I’ve always loved reading Luke 2 during the advent season, and meditating on the amazing happenings of that wondrous night. As I’ve read the passage this week, I’ve been struck by two emotions—great fear and great joy:
9 And an angel of the Lord appeared to them, and the glory of the Lord shone around them, and they were filled with great fear. 10 And the angel said to them, “Fear not, for behold, I bring you good news of great joy that will be for all the people. 11 For unto you is born this day in the city of David a Savior, who is Christ the Lord.” Luke 2:9-11
When the angels appeared in the sky, the shepherds were filled with great fear. It seems obvious at first why they would be afraid—they are witnessing a supernatural, mind-blowing event. Heaven has been ripped open and they’re glimpsing something beyond their wildest imaginations. But even more than that, they are being confronted with holiness, with a reminder of their sin and how far short of God’s standard they fall. They’re looking heavenly beings in the eye and seeing firsthand that they don’t meet the standard.
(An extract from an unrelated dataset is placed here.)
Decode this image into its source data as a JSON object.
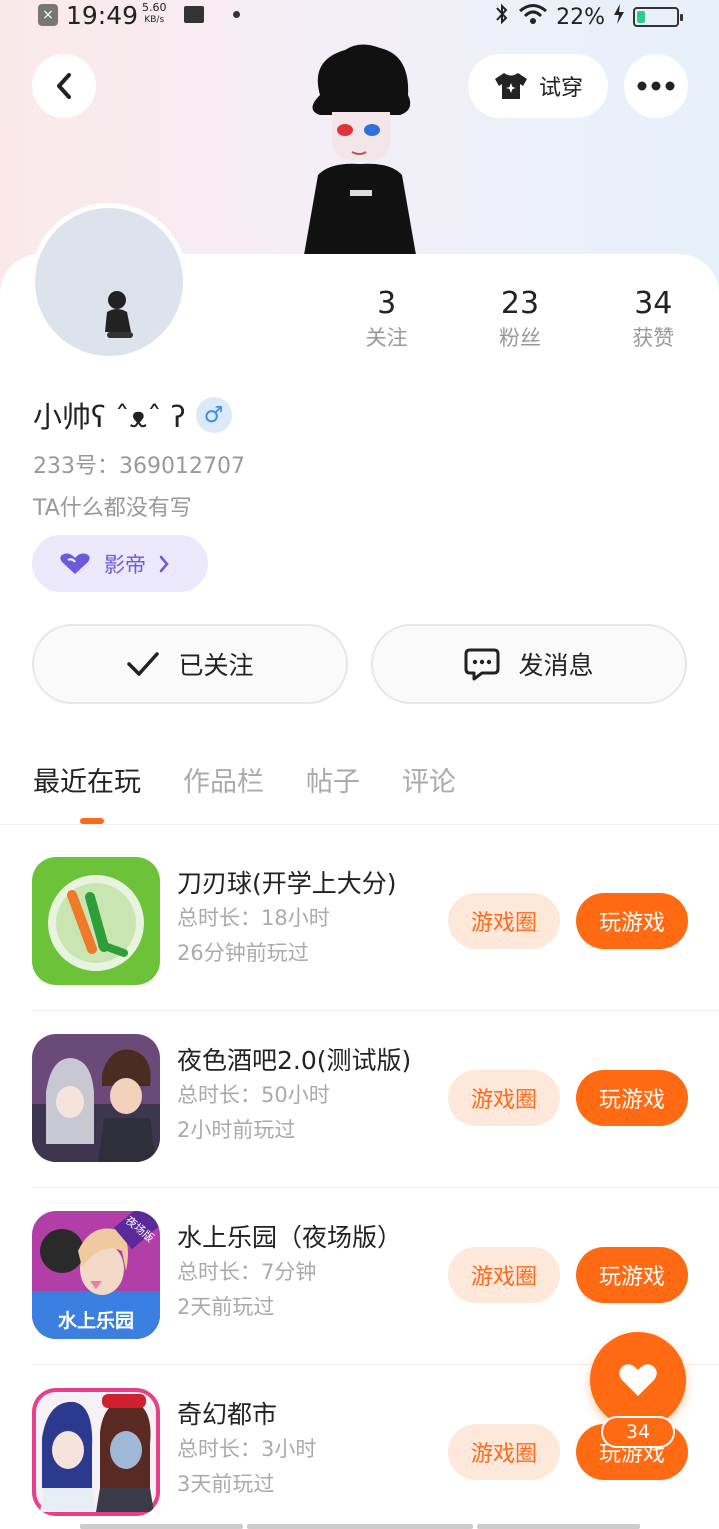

They should be afraid, and so would we!
Then the angel turns the tables and tells them, “Fear not, for behold, I bring you good news of great joy” (v10). In their moment of greatest fear, they are being given the greatest joy. What is that joy? Good news that will be for all the people—a Savior has been born! In that moment when the shepherds are face-to-face with their inadequacy, the angel gives them the good news that they don’t have to be adequate because the Savior has been born, the One who will meet the standard for us.
This Christmas, don’t be afraid. Soak in that joyful truth: you don’t have to be good enough—in fact, you can’t be good enough—because the Savior has been born, and He will meet God’s perfect standard on our behalf. Then we, like the shepherds, can glorify and praise God for all we have heard and seen (v20).